Oh yea, I almost left out another favorite “exceptional” story about Bryan. When I first started streaming, his internet girlfriend was my co-host. Her name was Cindi, and you can hear her on some of my earliest streams. Her and Bryan had planned to meet-up one weekend and finally consummate their relationship. A couple days after she told me this, she called me on Skype, crying and completely distraught. I asked her what was up. She proceeded to tell me that Mr. Dunn had broken up with her just before this call and cancelled the room he had rented. I inquired as to the reason why when she told me this:

He called me about 45 times this afternoon while I was in class for 3 hours. When I didn’t answer, he flew into a rage, cancelled the trip, and broke up with me the next time I picked up the phone. When I told him I had been in class, he called me a liar until I finally got him to remember the fact that I had told him I had school that day. By then, it was too late to get the reservations back. 
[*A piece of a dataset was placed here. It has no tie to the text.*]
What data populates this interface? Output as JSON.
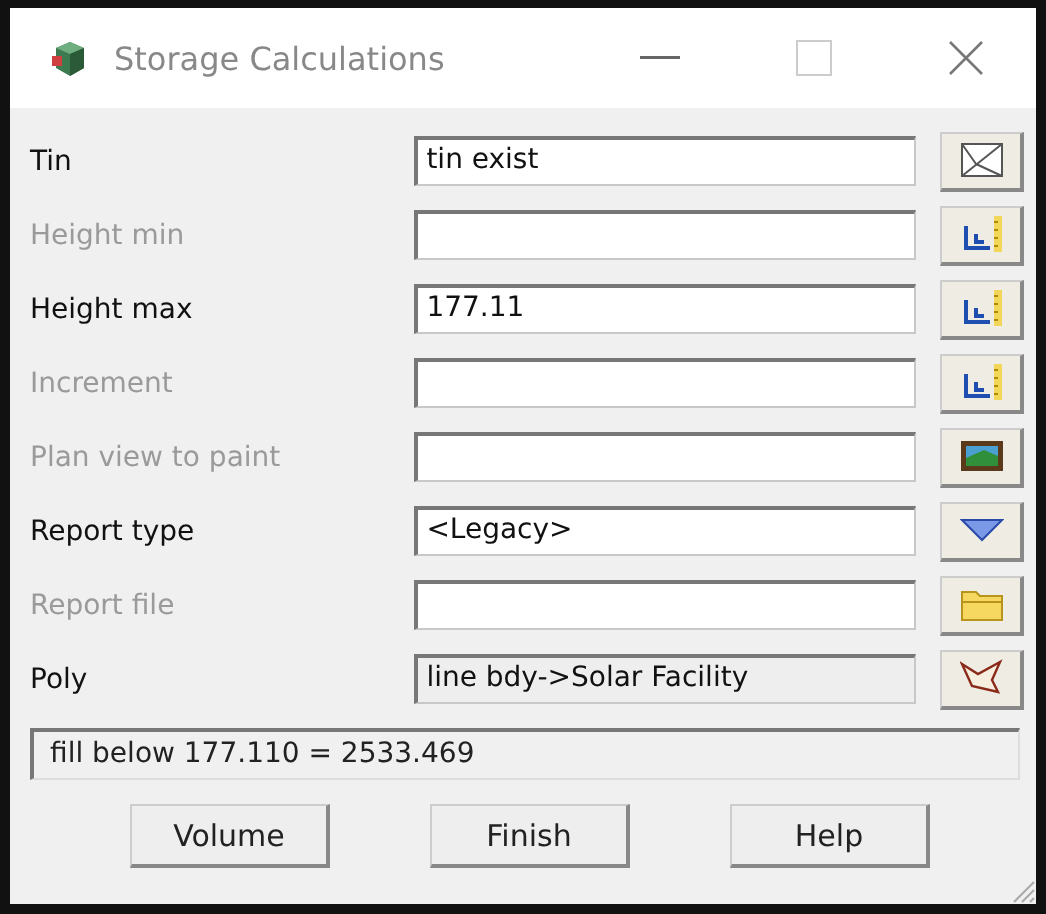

The never ended up meeting, ladies and gentlemen. I legitimately married my “internet girlfriend” and we’re extremely happy together. So goes the life of Bryan “The Exceptional Detective” Dunn. He spends so much time exhibiting autism on the internet that he can’t focus on the relationships that really mean the most in life. That’s why he’s a prime candidate to end up bitter and alone in his old age.

I’m quite certain he will trace that result back to yours truly…and it makes me smile. Stay mad, Bryan.